A independência do Brasil foi marcada por bizarros imprevistos, um dos episódios esconde curiosidades que não foram reveladas no quadro de Pedro Américo e nos livros de História
Por Manoelzinho Canafístula
Dom Pedro I morreu de Tuberculose aos 36 anos - Foto: Divulgação
O primeiro Imperador do Brasil deu o grito da
Independência quando ainda era o Príncipe-Regente do Brasil em sete de setembro
de 1822. Sua vida é recontada com fortes boatos, fatos reais e ocasiões
duvidosas. O monarca passou por diversos casos que abalaram a imagem da Família
Imperial Brasileira, entre as histórias se destacam estão a infidelidade e o
alcoolismo, que sempre fizeram parte da vida do Imperador até sua prematura
morte aos 36 anos de idade de tuberculose.
Infidelidade - Casado com a arquiduquesa austríaca Maria
Leopoldina, a relação do monarca com a imperatriz não chegou nem perto de se
assemelhar aos bons costumes propagados por Pedro I; a vida sexual do líder era
publicamente conhecida como movimentada, porém, sem a esposa. Ele chegou a
ostentar cinco amantes simultâneas durante uma complicada gestação da
companheira. Uma amante em especial, tornou-se um símbolo da infidelidade e
humilhação; Domitila de Castro, não apenas acompanhou Pedro I em eventos da
realeza, mas chegou a ser nomeada Marquesa de Santos como um presente do
monarca — ela nunca esteve no litoral paulista e muito menos na cidade de
Santos.
Em dezembro de 1826, Maria Leopoldina sofreu
uma hemorragia após um parto complicado, que também vitimou o bebê e levou a
mãe a óbito. A comoção popular com a figura de mãe coruja da imperatriz piorou
a imagem de Pedro I aos olhos da população brasileira em relação aos problemas
anteriores do casal. A hemorragia chegou a ser relacionada a uma briga do
casal, dias antes, com um boato de que o monarca teria desferido um chute
contra a barriga de Leopoldina, o que nunca foi confirmado por funcionários e
familiares da realeza. Abalado, Pedro I chegou a pedir perdão ao ex-sogro pela
infidelidade e jurou que jamais cometeria tal erro novamente.
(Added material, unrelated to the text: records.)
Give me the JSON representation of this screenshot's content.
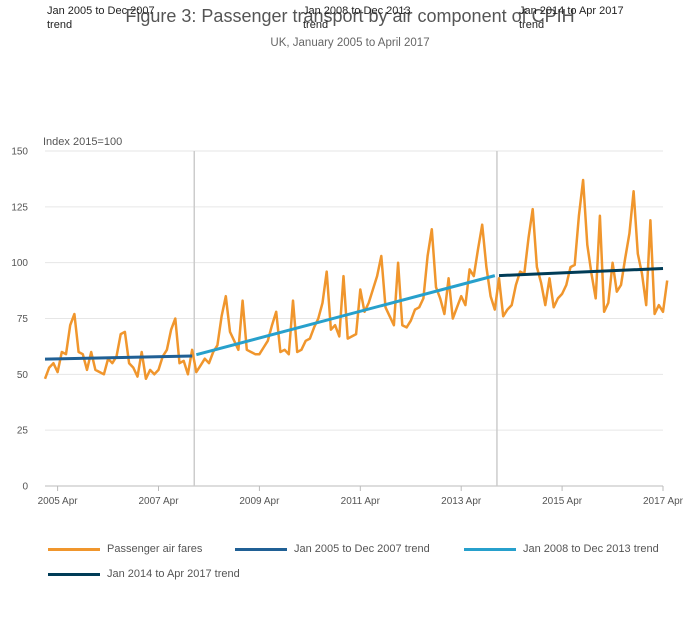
{
  "chart_data": {
    "type": "line",
    "title": "Figure 3: Passenger transport by air component of CPIH",
    "subtitle": "UK, January 2005 to April 2017",
    "ylabel": "Index 2015=100",
    "ylim": [
      0,
      150
    ],
    "yticks": [
      0,
      25,
      50,
      75,
      100,
      125,
      150
    ],
    "xlim": [
      "2005-01",
      "2017-04"
    ],
    "xticks": [
      {
        "x": "2005-04",
        "label": "2005 Apr"
      },
      {
        "x": "2007-04",
        "label": "2007 Apr"
      },
      {
        "x": "2009-04",
        "label": "2009 Apr"
      },
      {
        "x": "2011-04",
        "label": "2011 Apr"
      },
      {
        "x": "2013-04",
        "label": "2013 Apr"
      },
      {
        "x": "2015-04",
        "label": "2015 Apr"
      },
      {
        "x": "2017-04",
        "label": "2017 Apr"
      }
    ],
    "grid": true,
    "legend": "bottom",
    "period_labels": [
      {
        "text": "Jan 2005 to Dec 2007 trend",
        "x": "2005-01"
      },
      {
        "text": "Jan 2008 to Dec 2013 trend",
        "x": "2011-01"
      },
      {
        "text": "Jan 2014 to Apr 2017 trend",
        "x": "2015-05"
      }
    ],
    "dividers": [
      "2007-12",
      "2013-12"
    ],
    "start": "2005-01",
    "series": [
      {
        "name": "Passenger air fares",
        "color": "#f0962d",
        "values": [
          48,
          53,
          55,
          51,
          60,
          59,
          72,
          77,
          60,
          59,
          52,
          60,
          52,
          51,
          50,
          57,
          55,
          58,
          68,
          69,
          55,
          53,
          49,
          60,
          48,
          52,
          50,
          52,
          58,
          61,
          70,
          75,
          55,
          56,
          50,
          61,
          51,
          54,
          57,
          55,
          60,
          63,
          76,
          85,
          69,
          65,
          61,
          83,
          61,
          60,
          59,
          59,
          62,
          65,
          72,
          78,
          60,
          61,
          59,
          83,
          60,
          61,
          65,
          66,
          71,
          75,
          82,
          96,
          70,
          72,
          67,
          94,
          66,
          67,
          68,
          88,
          78,
          82,
          88,
          94,
          103,
          80,
          76,
          72,
          100,
          72,
          71,
          74,
          79,
          80,
          84,
          103,
          115,
          89,
          84,
          77,
          93,
          75,
          80,
          85,
          81,
          97,
          94,
          106,
          117,
          98,
          85,
          79,
          93,
          76,
          79,
          81,
          90,
          96,
          95,
          111,
          124,
          98,
          91,
          81,
          93,
          80,
          84,
          86,
          90,
          98,
          99,
          121,
          137,
          108,
          95,
          84,
          121,
          78,
          82,
          100,
          87,
          90,
          102,
          113,
          132,
          104,
          95,
          81,
          119,
          77,
          81,
          78,
          92
        ]
      },
      {
        "name": "Jan 2005 to Dec 2007 trend",
        "color": "#206095",
        "segment": [
          {
            "x": "2005-01",
            "y": 56.8
          },
          {
            "x": "2007-12",
            "y": 58.2
          }
        ]
      },
      {
        "name": "Jan 2008 to Dec 2013 trend",
        "color": "#27a0cc",
        "segment": [
          {
            "x": "2008-01",
            "y": 58.8
          },
          {
            "x": "2013-12",
            "y": 94.2
          }
        ]
      },
      {
        "name": "Jan 2014 to Apr 2017 trend",
        "color": "#003c57",
        "segment": [
          {
            "x": "2014-01",
            "y": 94.2
          },
          {
            "x": "2017-04",
            "y": 97.4
          }
        ]
      }
    ]
  }
}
A vida Boêmia - Poucos brasileiros sabem que Dom Pedro tinha
um fiel amigo de nome Chalaça, certa vez convidou o príncipe para um passeio
como de costume e neste dia o levou para conhecer a nova casa de modas da Rua
do Ouvidor e lá Dom Pedro começou a beber e ficou por lá em uma noite de orgias
como tantas outras de outros tempos. Segundo o Livro Revelações Inéditas da
História do Brasil, de Roselis Von Sass, somente ao romper do dia, Dom Pedro
foi levado de volta para casa, na Quinta da Boa Vista. O então príncipe regente
passou a viver uma vida de depravação ao lado de seus velhos camaradas de
boemias, sempre instigados por Chalaça.
A vida desbragada do príncipe não ficou muito
tempo oculta, no raiar de um dia ele apareceu bêbado, cambaleando e com o rosto
ensanguentado no dormitório de Leopoldina, as frases desconexas do marido
fizeram com que a princesa entendesse que um marinheiro havia lhe quebrado dois
dentes com um soco. Somente depois Dona Leopoldina ficou sabendo que Dom Pedro
tinha o costume de sair disfarçado e de promover arruaças em espeluncas na
companhia de seus velhos amigos de farra. Foi em uma dessas empreitadas que se
apresentou como o Príncipe Regente em pessoa. Um marinheiro português não
acreditou na história e lhe desferiu um valente soco na boca do jovem e
protestou: “este bêbado tão cedo não há de faltar com o nome do nosso
príncipe”. Desde então o príncipe passou a entrar em um profundo e sombrio
processo de decadência, algumas pessoas mais prudentes diziam que ele era como
um vinho novo, ainda em estado de fermentação e que com o decorrer do tempo
haveria de assentar e tomar juízo, morreu bem antes de tudo isso
acontecer.
Morte do desafeto - Na noite de 20 de novembro de 1830, quando
voltava para casa, o jornalista Líbero Badaró foi abordado por quatro alemães
que o atacaram com um bacamarte — uma espécie de escopeta de cano curto — que o
levou à morte. Dizem que, no leito da morte, bradou “Morre um liberal, mas não
a liberdade”. Líbero era conhecidamente o principal opositor do monarca na
imprensa brasileira. Badaró foi o primeiro caso de um membro da imprensa por
sua atuação na mídia, que foi assassinado. E foram as razões óbvias de eliminação
de um crítico que apontaram à Pedro I como um dos principais suspeitos do
crime, com a teoria de que o jornalista, havia abalado a credibilidade política
a ponto de ter tido o assassinato orquestrado pelo imperador. Mesmo sem nenhuma
prova, o caso foi capaz de polemizar ainda mais a família imperial.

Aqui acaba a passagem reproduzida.